The first image is one of the only two remaining Halifax heavy bombers of the WW II that is still flying on special occassions and for heritage flights. The 2nd one is an "F-86 Sabre" fighter which first became operational during the Korean War and scored a kill ratio of 10:1 against North Korean MiGs during the 3 year long conflict and became famous for it. And the last one is of course the beautiful "F-4U Corsair" of the US Navy. This specific aircraft is owned by a private citizen and had flown from the States for the weekend air show. You can click on all the above images to enlarge them.

4 comments:

Evange said...

Can you imagine how uncomfortable it would be in those small, unpresurized cockpits?

Anonymous said...

That was neat, so you got to see a plane that isn't normally at the museum.
Military channel ran a show last night rating the best fighter planes. I'm sure it will be repeated.

programmer craig said...

That's a US Marine Corps Corsair in the bottom picture, Winston.

F4U Corsair

During World War II, It was the fighter the Japanese feared the most. The US Navy counted the average kill-rate as for every F4U shot down, 11 enemy aircraft were shot down.

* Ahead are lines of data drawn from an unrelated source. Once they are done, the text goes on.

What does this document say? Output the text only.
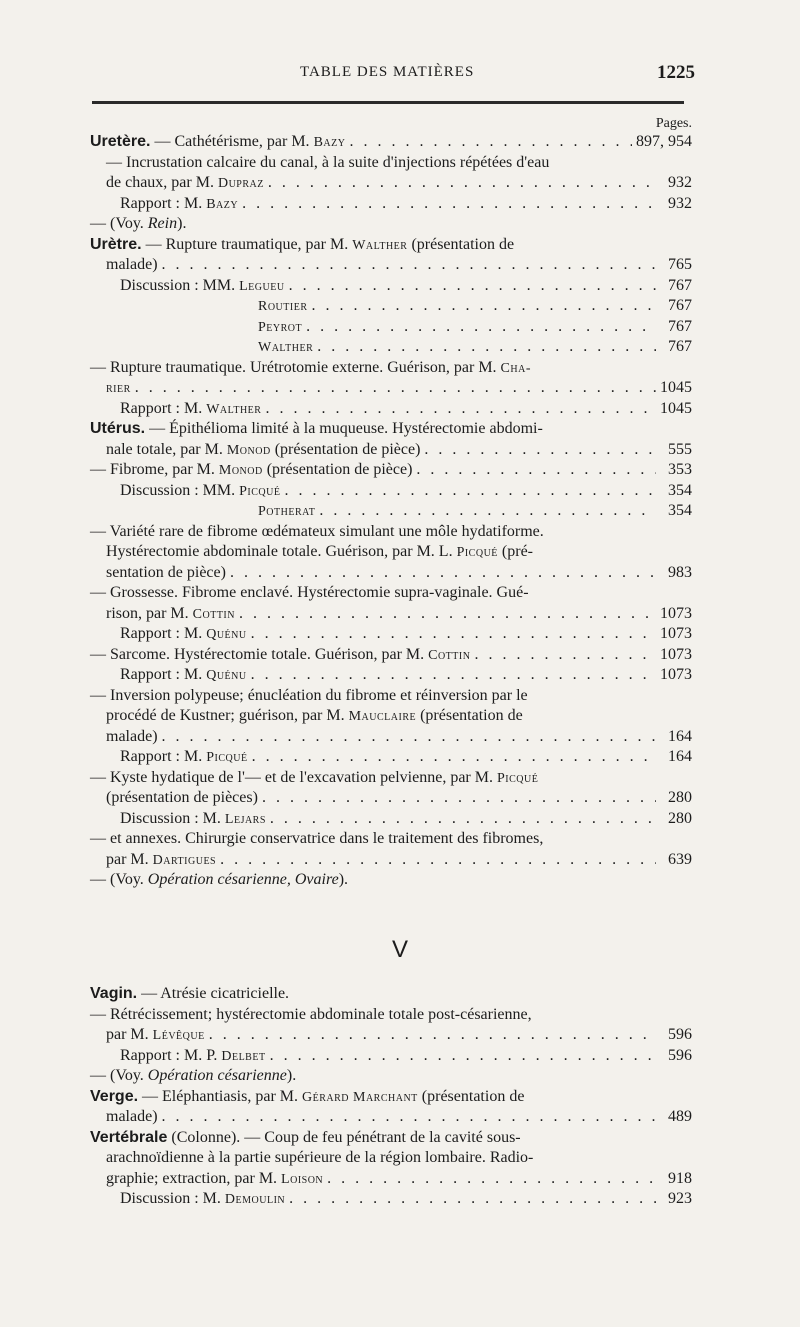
TABLE DES MATIÈRES	1225
Pages.
Uretère. — Cathétérisme, par M. Bazy . . .	897, 954
— Incrustation calcaire du canal, à la suite d'injections répétées d'eau
de chaux, par M. Dupraz . . .	932
Rapport : M. Bazy . . .	932
— (Voy. Rein).
Urètre. — Rupture traumatique, par M. Walther (présentation de
malade) . . .	765
Discussion : MM. Legueu . . .	767
Routier . . .	767
Peyrot . . .	767
Walther . . .	767
— Rupture traumatique. Urétrotomie externe. Guérison, par M. Cha-
rier . . .	1045
Rapport : M. Walther . . .	1045
Utérus. — Épithélioma limité à la muqueuse. Hystérectomie abdomi-
nale totale, par M. Monod (présentation de pièce) . . .	555
— Fibrome, par M. Monod (présentation de pièce) . . .	353
Discussion : MM. Picqué . . .	354
Potherat . . .	354
— Variété rare de fibrome œdémateux simulant une môle hydatiforme.
Hystérectomie abdominale totale. Guérison, par M. L. Picqué (pré-
sentation de pièce) . . .	983
— Grossesse. Fibrome enclavé. Hystérectomie supra-vaginale. Gué-
rison, par M. Cottin . . .	1073
Rapport : M. Quénu . . .	1073
— Sarcome. Hystérectomie totale. Guérison, par M. Cottin . . .	1073
Rapport : M. Quénu . . .	1073
— Inversion polypeuse; énucléation du fibrome et réinversion par le
procédé de Kustner; guérison, par M. Mauclaire (présentation de
malade) . . .	164
Rapport : M. Picqué . . .	164
— Kyste hydatique de l'— et de l'excavation pelvienne, par M. Picqué
(présentation de pièces) . . .	280
Discussion : M. Lejars . . .	280
— et annexes. Chirurgie conservatrice dans le traitement des fibromes,
par M. Dartigues . . .	639
— (Voy. Opération césarienne, Ovaire).
V
Vagin. — Atrésie cicatricielle.
— Rétrécissement; hystérectomie abdominale totale post-césarienne,
par M. Lévêque . . .	596
Rapport : M. P. Delbet . . .	596
— (Voy. Opération césarienne).
Verge. — Eléphantiasis, par M. Gérard Marchant (présentation de
malade) . . .	489
Vertébrale (Colonne). — Coup de feu pénétrant de la cavité sous-
arachnoïdienne à la partie supérieure de la région lombaire. Radio-
graphie; extraction, par M. Loison . . .	918
Discussion : M. Demoulin . . .	923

That's my favorite WW II aircraft. US kicked the hell out of the Japanese in the Pacific, flying those. Politically incorrect I guess, but true none the less :)

Brian H said...

One of my favorite toys as a kid was a balsa model Sabre I assembled from a kit, complete with elastic launcher. Eventually the landings did enough damage to keep it grounded, but it was, to me, a thing of beauty.